Semantic Validation in Rust

Dowwie · on Sept 4, 2019

I've been really happy with Keats's validator library [1]. 'semval' doesn't seem as user friendly as 'validator' but maybe it's trying to solve a different problem?

[1] https://github.com/Keats/validator

maxdeviant · on Sept 5, 2019

The problem I have with this style of validation is that it doesn't "make illegal states unrepresentable". If the validation is not run then it is still possible for instances of `ContactData` that violate the business rules to enter the system.

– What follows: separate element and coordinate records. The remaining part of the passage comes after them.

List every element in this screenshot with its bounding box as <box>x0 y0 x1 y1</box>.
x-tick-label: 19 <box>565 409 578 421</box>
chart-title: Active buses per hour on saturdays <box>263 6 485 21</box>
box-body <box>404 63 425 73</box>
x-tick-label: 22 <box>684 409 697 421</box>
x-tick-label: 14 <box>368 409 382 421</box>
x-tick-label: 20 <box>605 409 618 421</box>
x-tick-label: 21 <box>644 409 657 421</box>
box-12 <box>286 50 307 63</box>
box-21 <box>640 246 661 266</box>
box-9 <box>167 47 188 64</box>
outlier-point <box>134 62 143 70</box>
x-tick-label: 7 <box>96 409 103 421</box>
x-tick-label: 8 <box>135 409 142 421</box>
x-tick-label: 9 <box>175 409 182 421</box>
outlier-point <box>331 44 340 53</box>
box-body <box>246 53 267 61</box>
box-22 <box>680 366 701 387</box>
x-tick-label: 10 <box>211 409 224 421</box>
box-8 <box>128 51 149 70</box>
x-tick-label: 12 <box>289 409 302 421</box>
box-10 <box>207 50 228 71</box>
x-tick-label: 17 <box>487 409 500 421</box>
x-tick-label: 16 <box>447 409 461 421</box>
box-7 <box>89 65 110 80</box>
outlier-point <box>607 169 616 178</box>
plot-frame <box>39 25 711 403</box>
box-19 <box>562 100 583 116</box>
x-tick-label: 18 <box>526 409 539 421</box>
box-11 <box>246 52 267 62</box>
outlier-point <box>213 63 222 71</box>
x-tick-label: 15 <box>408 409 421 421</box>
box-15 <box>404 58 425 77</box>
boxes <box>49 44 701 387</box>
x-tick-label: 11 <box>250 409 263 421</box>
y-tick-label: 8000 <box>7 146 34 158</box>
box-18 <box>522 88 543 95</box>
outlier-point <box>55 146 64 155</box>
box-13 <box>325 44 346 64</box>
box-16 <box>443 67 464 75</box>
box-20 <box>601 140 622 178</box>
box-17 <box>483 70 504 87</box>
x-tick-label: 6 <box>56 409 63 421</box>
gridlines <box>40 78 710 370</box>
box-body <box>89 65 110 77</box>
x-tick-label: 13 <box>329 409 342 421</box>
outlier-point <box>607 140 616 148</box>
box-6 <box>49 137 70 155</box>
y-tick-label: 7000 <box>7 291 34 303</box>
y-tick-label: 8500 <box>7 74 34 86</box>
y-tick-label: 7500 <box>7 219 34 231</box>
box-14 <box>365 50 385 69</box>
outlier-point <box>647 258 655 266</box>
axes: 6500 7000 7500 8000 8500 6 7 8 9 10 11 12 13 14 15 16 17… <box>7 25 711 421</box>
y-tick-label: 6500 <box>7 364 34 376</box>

  > Our reservation business requires that contact data entities are only accepted if all of the following conditions are satisfied:
  >
  > - The e-mail address is valid
  > - The phone number is valid
  > - Either e-mail address, or phone number, or both are present

In this case, all of the above rules can be encoded into the type system itself. Here's how I would approach this particular problem:

  struct PhoneNumber(String);
  
  impl PhoneNumber {
      fn new(value: String) -> Result<Self, ValidationError> {
          if is_valid_phone_number(value) {
              Ok(Self(value))
          } else {
              Err(ValidationError)
          }
      }
  }
  
  struct EmailAddress(String);
  
  impl EmailAddress {
      fn new(value: String) -> Result<Self, ValidationError> {
          if is_valid_email_address(value) {
              Ok(Self(value))
          } else {
              Err(ValidationError)
          }
      }
  }
  
  enum ContactData {
      PhoneOnly(PhoneNumber),
      EmailOnly(EmailAddress),
      PhoneAndEmail {
          phone: PhoneNumber,
          email: EmailAddress
      }
  }

This approach, when applied alongside Rust's modules and visibility modifiers, would make it impossible for any of these types to be in an invalid state.

nerdponx · on Sept 4, 2019

Marshmallow in Python is a bit of an odd tool.

It does a great job of validating and deserializing inputs to Python objects, which is what it's meant to do.

But this means that now you have to define your "schema" twice -- once when defining the data structure where the data will eventually reside, and once to define the validator. There are few ways around this, but there's nothing well-established yet. The default experience is still implementing everything twice.

ORMs handle the problem by automatically generating a database schema from your class definitions in code. Maybe we should be generating input validation schema from our class definitions in code as well. But then composability becomes a problem; the ORMs in Python tend to "take over" any class defining a model, and it's not obvious how you'd write a class that's both a Django/SQLAlchemy model and a Marshmallow schema, without some really verbose and messy code.

Maybe this is a Python-specific problem, and in Rust people just don't write classes very often. But I think it goes beyond the specific problem of writing class definitions, and more generally into the problem of how to ergonomically define data structures at compile time while defining validation for those data structures to be applied at run time. Edit: and perhaps even more generally, defining a single interface for the same logical data structure that can be applied across multiple systems.

I'd be interested to see how semval and validator (mentioned in another top-level comment) handle this situation, if at all.

algorithmsRcool · on Sept 4, 2019

The only real features that i see on display here are Option and Sum types. Which are great, but far from unique to Rust.

F# and it's ML ancestors are great for this also.